Online Prasad Home delivery of prasad, or food item made as a religious offering Launched by Goonjan Mall, its business idea weaves religion and technology.
Attune Healthcare software Backed by Qualcomm Ventures and Norwest Partners, it handles over 10 million patient records. It was founded by Arvind Kumar.
Grey Orange Robotics Warehouse automation software A venture in the warehouse robotics space, it was founded by Samay Kohli and Akash Gupta.

IIT vs BITS

Since 2013, alumni of the four BITS campuses—Pilani, Hyderabad, Goa, and Dubai—have gone on to launch around 500 startups, according to data from startup research firm Xeler8.

“There are so many IITs that have been around for so many years, so obviously the volume of IIT alumni are much higher than that of BITS,” said Sharma of Belong. “In comparison, BITS had just one campus for the longest time.” Alumni of the 23 IITs have founded around 1,400 startups since 2013, according to Xeler8.

BITS Pilani was set up in 1964 and it opened its Dubai campus in 2000, Goa in 2004, and Hyderabad in 2008.

“There is a general opinion that IITians are smarter and a lot of students choose BITS as the second option because they don’t get through IIT entrances. But I did not even try for the IITs,” Shivakumar Ganesan, co-founder of Exotel, said. He graduated from BITS in 2004 and his company now works with over 1,000 corporate clients in Asia, including Uber, Shell, Expedia, and Amnesty International, among others.
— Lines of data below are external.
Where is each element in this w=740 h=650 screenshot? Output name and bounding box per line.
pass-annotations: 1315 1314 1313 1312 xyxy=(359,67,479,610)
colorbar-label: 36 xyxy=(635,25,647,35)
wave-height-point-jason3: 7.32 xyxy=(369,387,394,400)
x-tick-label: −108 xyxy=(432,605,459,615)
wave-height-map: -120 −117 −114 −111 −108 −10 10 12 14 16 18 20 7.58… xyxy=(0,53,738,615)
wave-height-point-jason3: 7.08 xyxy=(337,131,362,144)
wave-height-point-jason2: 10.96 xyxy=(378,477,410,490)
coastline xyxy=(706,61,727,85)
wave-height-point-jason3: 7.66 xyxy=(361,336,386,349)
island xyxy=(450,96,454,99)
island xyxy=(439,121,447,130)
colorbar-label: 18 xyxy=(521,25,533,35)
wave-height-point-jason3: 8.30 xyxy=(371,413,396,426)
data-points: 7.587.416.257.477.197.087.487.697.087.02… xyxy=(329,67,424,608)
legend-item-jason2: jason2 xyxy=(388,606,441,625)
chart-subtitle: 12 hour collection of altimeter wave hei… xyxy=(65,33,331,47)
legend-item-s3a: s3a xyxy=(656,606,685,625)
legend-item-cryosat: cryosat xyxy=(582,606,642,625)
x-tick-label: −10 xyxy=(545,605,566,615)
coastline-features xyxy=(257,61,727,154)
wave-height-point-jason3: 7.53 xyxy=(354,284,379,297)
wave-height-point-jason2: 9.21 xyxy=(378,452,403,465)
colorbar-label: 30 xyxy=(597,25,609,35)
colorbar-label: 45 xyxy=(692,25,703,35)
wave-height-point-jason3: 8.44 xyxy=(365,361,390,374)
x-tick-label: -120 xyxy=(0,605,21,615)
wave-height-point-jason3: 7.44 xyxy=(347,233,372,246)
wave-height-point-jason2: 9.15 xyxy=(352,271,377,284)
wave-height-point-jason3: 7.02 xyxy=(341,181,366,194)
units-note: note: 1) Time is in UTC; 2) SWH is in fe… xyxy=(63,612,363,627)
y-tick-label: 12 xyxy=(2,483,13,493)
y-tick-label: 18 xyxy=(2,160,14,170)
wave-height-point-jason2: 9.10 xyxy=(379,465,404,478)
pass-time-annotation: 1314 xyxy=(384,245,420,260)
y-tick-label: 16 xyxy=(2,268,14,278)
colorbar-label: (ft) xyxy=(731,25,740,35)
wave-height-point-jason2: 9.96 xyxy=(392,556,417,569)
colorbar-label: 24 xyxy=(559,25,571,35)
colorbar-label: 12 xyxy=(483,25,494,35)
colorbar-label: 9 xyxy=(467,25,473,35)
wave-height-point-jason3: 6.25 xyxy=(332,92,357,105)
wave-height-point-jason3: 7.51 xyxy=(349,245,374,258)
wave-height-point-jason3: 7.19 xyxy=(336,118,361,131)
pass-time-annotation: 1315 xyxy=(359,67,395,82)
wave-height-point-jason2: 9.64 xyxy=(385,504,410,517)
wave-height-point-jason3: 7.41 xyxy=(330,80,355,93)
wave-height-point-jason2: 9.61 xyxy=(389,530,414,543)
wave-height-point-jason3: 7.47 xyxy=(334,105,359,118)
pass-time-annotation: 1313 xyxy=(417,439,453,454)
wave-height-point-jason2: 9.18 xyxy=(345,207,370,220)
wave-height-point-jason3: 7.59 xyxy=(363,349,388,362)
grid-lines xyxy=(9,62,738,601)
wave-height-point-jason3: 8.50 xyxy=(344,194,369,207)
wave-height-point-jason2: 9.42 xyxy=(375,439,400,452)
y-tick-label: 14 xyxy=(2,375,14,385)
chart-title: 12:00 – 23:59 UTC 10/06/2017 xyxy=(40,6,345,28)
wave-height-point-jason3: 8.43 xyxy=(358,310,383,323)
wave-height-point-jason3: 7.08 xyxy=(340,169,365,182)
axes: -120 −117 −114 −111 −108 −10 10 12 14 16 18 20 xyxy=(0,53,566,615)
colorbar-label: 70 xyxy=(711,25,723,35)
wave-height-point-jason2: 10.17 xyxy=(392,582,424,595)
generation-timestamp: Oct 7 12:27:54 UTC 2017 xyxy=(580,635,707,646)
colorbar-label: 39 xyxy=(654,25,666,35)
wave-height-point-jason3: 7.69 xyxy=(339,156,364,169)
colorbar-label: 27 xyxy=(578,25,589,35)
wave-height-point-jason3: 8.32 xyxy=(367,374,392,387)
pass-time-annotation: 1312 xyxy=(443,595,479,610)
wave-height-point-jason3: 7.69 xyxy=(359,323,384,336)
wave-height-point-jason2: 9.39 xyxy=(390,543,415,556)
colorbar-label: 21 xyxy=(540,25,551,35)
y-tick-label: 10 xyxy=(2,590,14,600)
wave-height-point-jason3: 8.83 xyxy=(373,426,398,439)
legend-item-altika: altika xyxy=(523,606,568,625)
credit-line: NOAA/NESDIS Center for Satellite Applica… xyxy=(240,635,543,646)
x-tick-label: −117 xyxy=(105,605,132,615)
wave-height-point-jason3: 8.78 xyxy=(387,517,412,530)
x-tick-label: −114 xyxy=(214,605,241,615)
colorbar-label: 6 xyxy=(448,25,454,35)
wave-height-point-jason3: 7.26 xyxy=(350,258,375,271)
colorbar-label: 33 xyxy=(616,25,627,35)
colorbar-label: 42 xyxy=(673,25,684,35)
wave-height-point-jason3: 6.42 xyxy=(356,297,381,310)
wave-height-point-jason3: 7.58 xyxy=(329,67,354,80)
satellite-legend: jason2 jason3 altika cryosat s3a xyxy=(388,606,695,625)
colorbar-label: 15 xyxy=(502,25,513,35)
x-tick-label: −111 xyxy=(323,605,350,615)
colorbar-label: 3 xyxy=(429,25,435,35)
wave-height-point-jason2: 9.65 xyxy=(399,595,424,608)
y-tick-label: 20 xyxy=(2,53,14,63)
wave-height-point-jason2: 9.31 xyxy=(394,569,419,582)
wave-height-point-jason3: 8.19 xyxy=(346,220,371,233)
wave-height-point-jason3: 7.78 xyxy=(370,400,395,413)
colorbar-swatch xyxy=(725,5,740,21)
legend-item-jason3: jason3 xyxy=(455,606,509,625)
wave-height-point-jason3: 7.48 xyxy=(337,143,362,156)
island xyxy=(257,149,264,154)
“I was made to be a part of a rat race up until 12th standard, and I wanted to go to a college that allowed some freedom to think and act,” Ganesan said.

Break free

BITS Pilani alumni consider the institute’s location and environment as their first lessons in entrepreneurship.

“It’s a 1,300-acre compound that is far from everywhere. It takes six hours to reach any big city from BITS Pilani. So you learn your first lessons at resource management there,” said Akash Gupta, co-founder of Grey Orange Robotics.

Pilani is a small town in Rajasthan with a population of 29,741, according to the 2011 census. The city is not directly accessible by train, with the nearest railway station (pdf) is 16 kilometres away.

Since there is not much distraction, students end up spending a lot of their time and energy thinking and doing innovative stuff, said Gupta, who also featured in Forbes’ prestigious “30 under 30” list this year.

Twenty-five-year-old Gupta, raised in Kanpur, had no idea about entrepreneurship and startups before he came to BITS. At the institution, Gupta and his senior, Samay Kohli, developed AcYut, India’s first indigenously-developed humanoid. The duo also founded the robotics startup Grey Orange while they were still at BITS.

“When I came to college, my ambition was like that of any other middle-class boy: to graduate and find a good job in the US. But the ecosystem at the campus changed all that for me,” he said.